Minimalist designer Francisco Costa was in an experimental mood for Fall/Winter 2016, which saw him adding artistic splashes to nearly every surface. After exploring the slip dress last season, Costa returned to another staple of the Calvin Klein brand: the suit. The suit is the ultimate New York statement piece, and every NYFW designer has placed their spin on the classic at one time or another. This season, Costa’s suits are amply cut and oversized, done with pin stripes, simple silk, or fluid surfaces trimmed with contrast piping. To add movement to the already-roomy silhouette of his suits, Costa also added in buckles and harnesses that were left to flap in the wind as his models walked the runway.
The suit is the ultimate New York statement piece, and every NYFW designer has placed their spin on the classic at one time or another.

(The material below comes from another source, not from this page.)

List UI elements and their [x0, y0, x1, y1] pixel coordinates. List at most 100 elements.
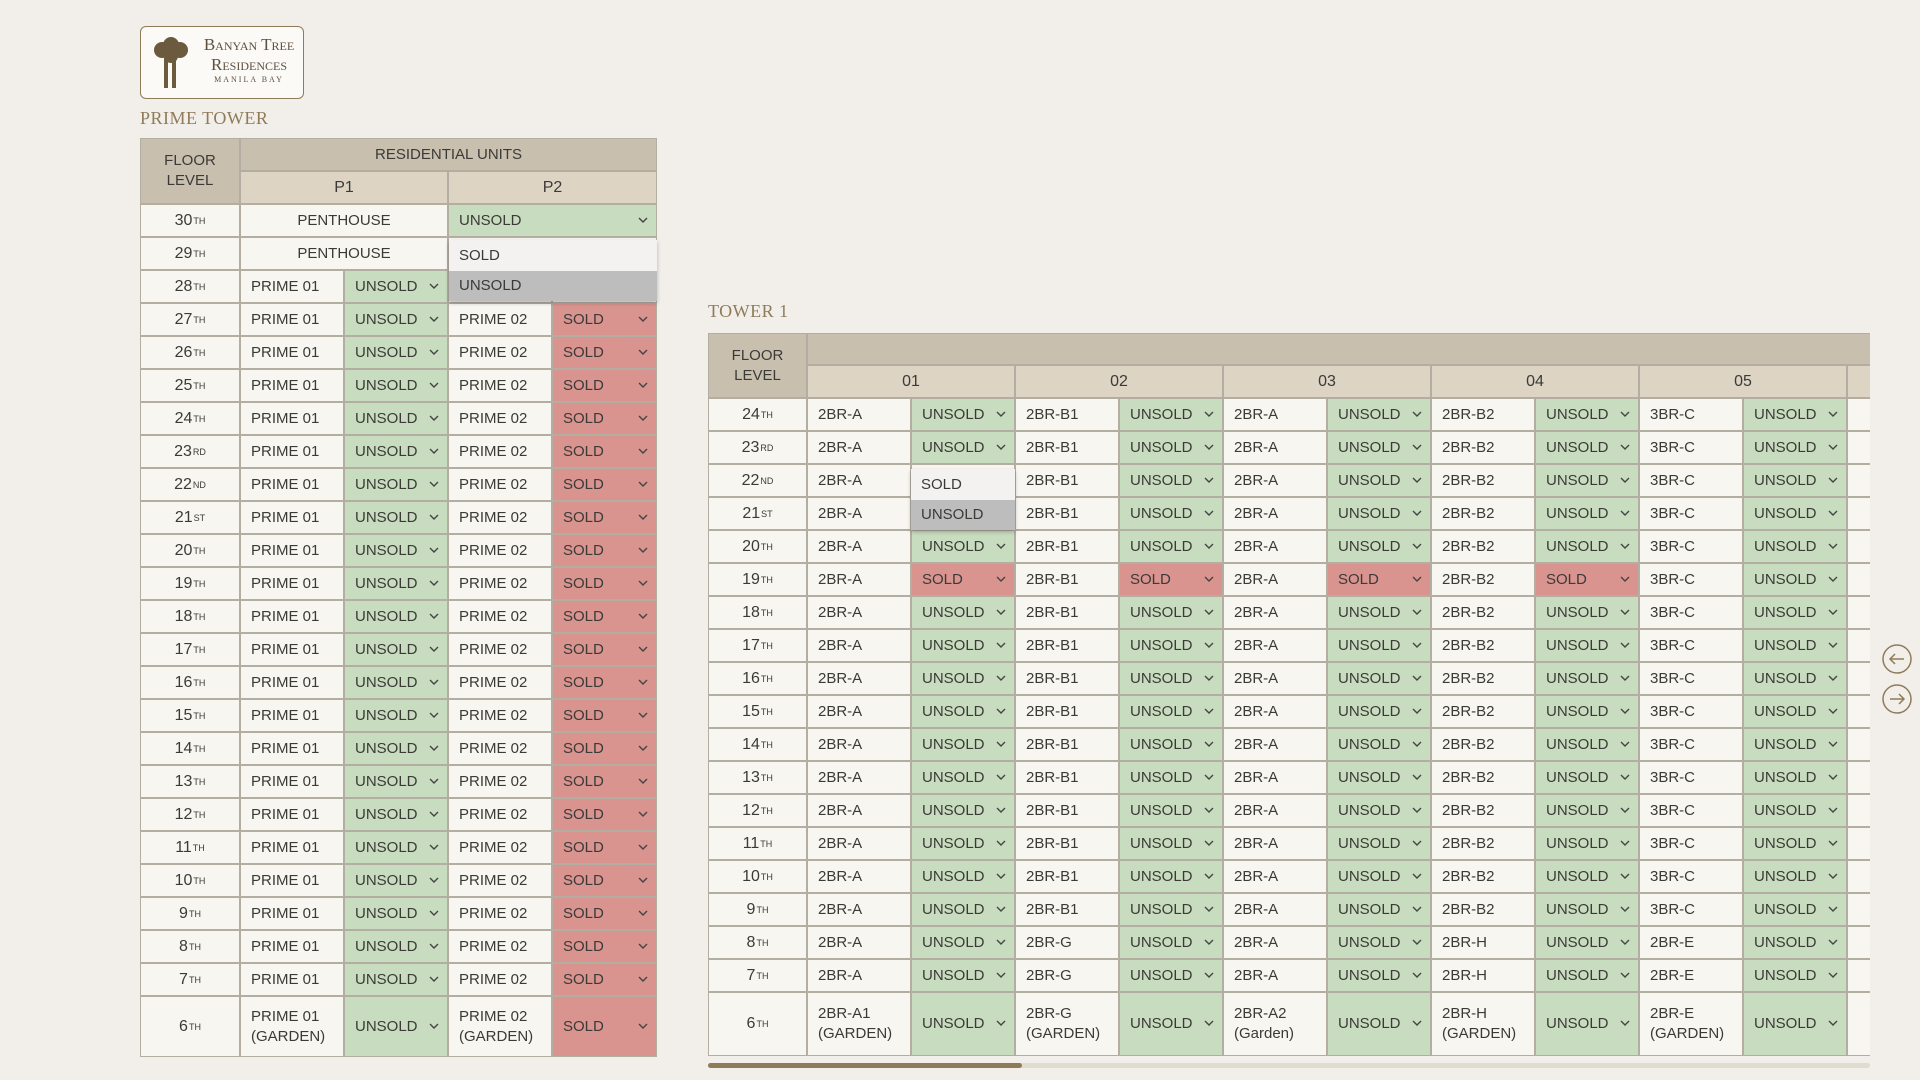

When he wasn’t narrowing in on suiting, Costa was experimenting with plaid in multiple patterns and hues that were collaged together on single looks, or worn in a single tone with a lavish fur collar. Plaid touched the surfaces of sleeveless sheaths, zip-front frocks, luxe car coats, and more. But plaid surfaces and pin-striped suiting can hardly be called a fashion-forward collection, which is why Costa upped the ante by including deliberately unfinished hemlines to many of his looks, to obstruct the polish of his aesthetic with a sense of imminent decay. Other creative touches included a series of “meta” prints that mimicked the look of fur, and dresses that featured cut-outs along the trunk that were filled in with what looked to be slices of agate stone. Among his strongest looks was a coat made from strips of opulent fur stitched side-by-side to leather panels, and a stunning duster that glittered like the night sky. While some designers get mired by oversized silhouettes and relaxed fits, Costa kept his surfaces from being slouchy or frumpy by including these witty little moments of artistry – the kind that make you look twice.